Irked, and he slept, and when he sprang awake
Saw that which made his heart with rapture shake.

There by the sea, Etain his destined bride
Sat unabashed, unwitting of the sight
Of him who gazed upon her gleaming side,
Fair as the snowfall of a single night;
Her arms like foam upon the flowing tide;
Her curd-white limbs in all their beauty bare,
Straight as the rule of Dagda's carpenter.

Her cheeks were like the foxglove when it glows
At noon: her eyes blue as the hyacinth.
Like moonlight struck to marble, nobly rose
Her neck upon her shoulder's polished plinth;
And like the light that swiftly comes and goes
Through breaking waves, among her hair her hands
Broke into wavy gold its plaited strands.

Then came her maidens, bright and blossoming
With beauty, and before her beauty bowed,
And stood around her in a laughing ring
To robe her starry splendour like a cloud.
And as her hair they twined, the hidden king
Scarce knew if on her lips, that knew no wrong,
Or in his own hushed heart he heard this song.

The king comes riding from the north,
From battles won, with marching men.
Ah, whose white eager arms go forth
To bid him welcome home again
When he comes riding from the north?


The king comes riding from the south,
And halts beside the royal liss.
Ah, whose the happy smiling mouth
That gives and takes a long warm kiss
When he comes riding from the south?


The king comes riding from the east.
O night how dark!

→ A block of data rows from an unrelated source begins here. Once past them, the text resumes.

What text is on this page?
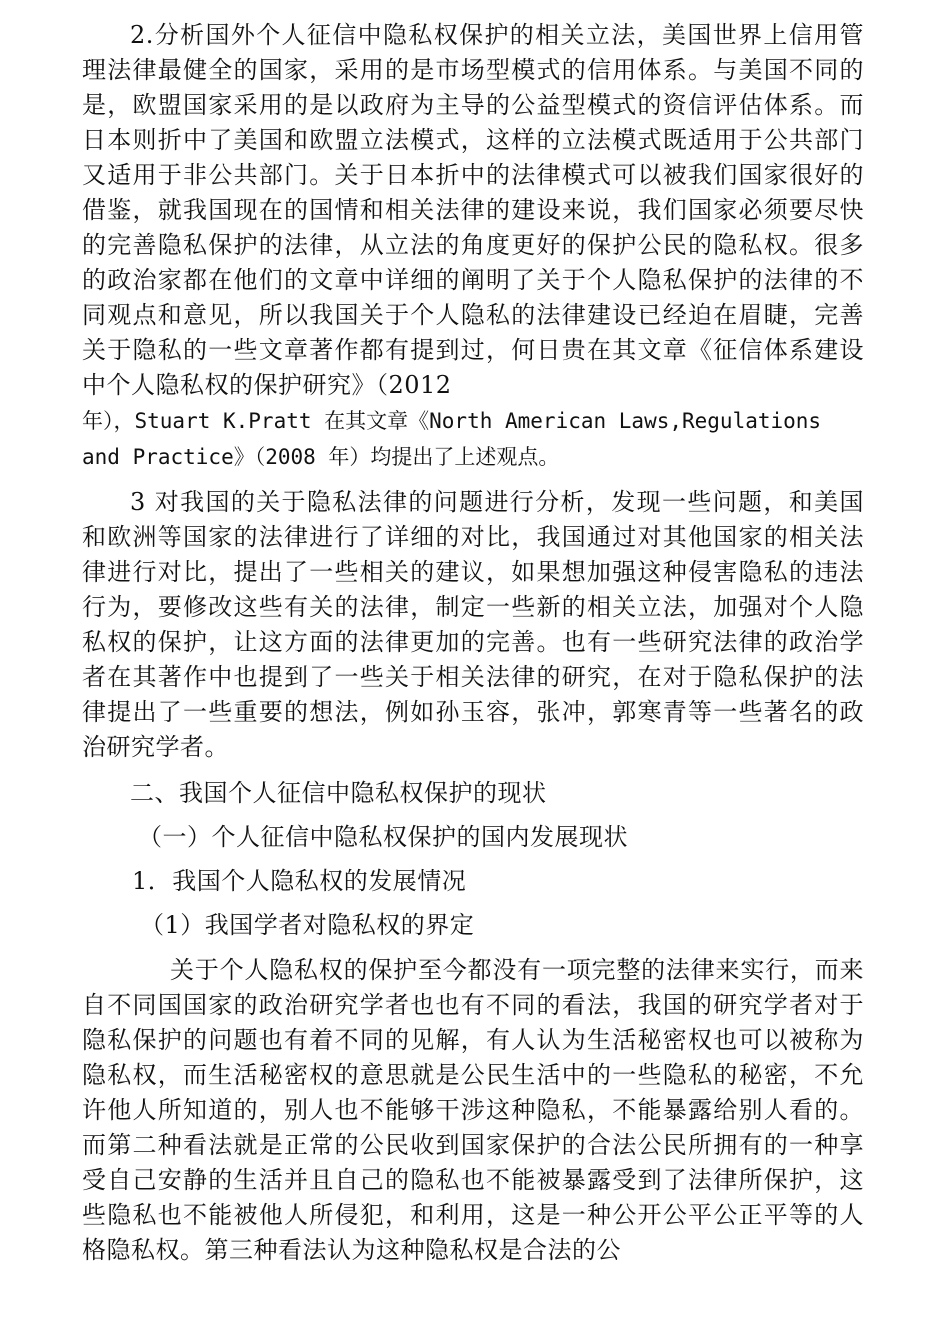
2.分析国外个人征信中隐私权保护的相关立法，美国世界上信用管理法律最健全的国家，采用的是市场型模式的信用体系。与美国不同的是，欧盟国家采用的是以政府为主导的公益型模式的资信评估体系。而日本则折中了美国和欧盟立法模式，这样的立法模式既适用于公共部门又适用于非公共部门。关于日本折中的法律模式可以被我们国家很好的借鉴，就我国现在的国情和相关法律的建设来说，我们国家必须要尽快的完善隐私保护的法律，从立法的角度更好的保护公民的隐私权。很多的政治家都在他们的文章中详细的阐明了关于个人隐私保护的法律的不同观点和意见，所以我国关于个人隐私的法律建设已经迫在眉睫，完善关于隐私的一些文章著作都有提到过，何日贵在其文章《征信体系建设中个人隐私权的保护研究》（2012

年），Stuart K.Pratt 在其文章《North American Laws,Regulations

and Practice》（2008 年）均提出了上述观点。

3 对我国的关于隐私法律的问题进行分析，发现一些问题，和美国和欧洲等国家的法律进行了详细的对比，我国通过对其他国家的相关法律进行对比，提出了一些相关的建议，如果想加强这种侵害隐私的违法行为，要修改这些有关的法律，制定一些新的相关立法，加强对个人隐私权的保护，让这方面的法律更加的完善。也有一些研究法律的政治学者在其著作中也提到了一些关于相关法律的研究，在对于隐私保护的法律提出了一些重要的想法，例如孙玉容，张冲，郭寒青等一些著名的政治研究学者。

二、我国个人征信中隐私权保护的现状

（一）个人征信中隐私权保护的国内发展现状

1．我国个人隐私权的发展情况

（1）我国学者对隐私权的界定

关于个人隐私权的保护至今都没有一项完整的法律来实行，而来自不同国国家的政治研究学者也也有不同的看法，我国的研究学者对于隐私保护的问题也有着不同的见解，有人认为生活秘密权也可以被称为隐私权，而生活秘密权的意思就是公民生活中的一些隐私的秘密，不允许他人所知道的，别人也不能够干涉这种隐私，不能暴露给别人看的。而第二种看法就是正常的公民收到国家保护的合法公民所拥有的一种享受自己安静的生活并且自己的隐私也不能被暴露受到了法律所保护，这些隐私也不能被他人所侵犯，和利用，这是一种公开公平公正平等的人格隐私权。第三种看法认为这种隐私权是合法的公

O way how long!
Ah, whose dear eyes shall light the feast?
Ah, who shall lift his heart with song
When he comes riding from the east?


The king comes riding from the west,
And smiles unto himself, and sighs.
Ah, whose the white and easeful breast
Where he shall close his kingly eyes
When he comes riding from the west?


Small wonder now that Eochaidh's leaping heart
Strained like a hound in leash: yet through his bliss
There passed a thin cold blade with sudden smart
Of doubt that he but dreamed, of dread that this
Was but a vision that would soon depart:
But when the song had ceased, there stood the maid
Flushed with keen joy, and like a queen arrayed.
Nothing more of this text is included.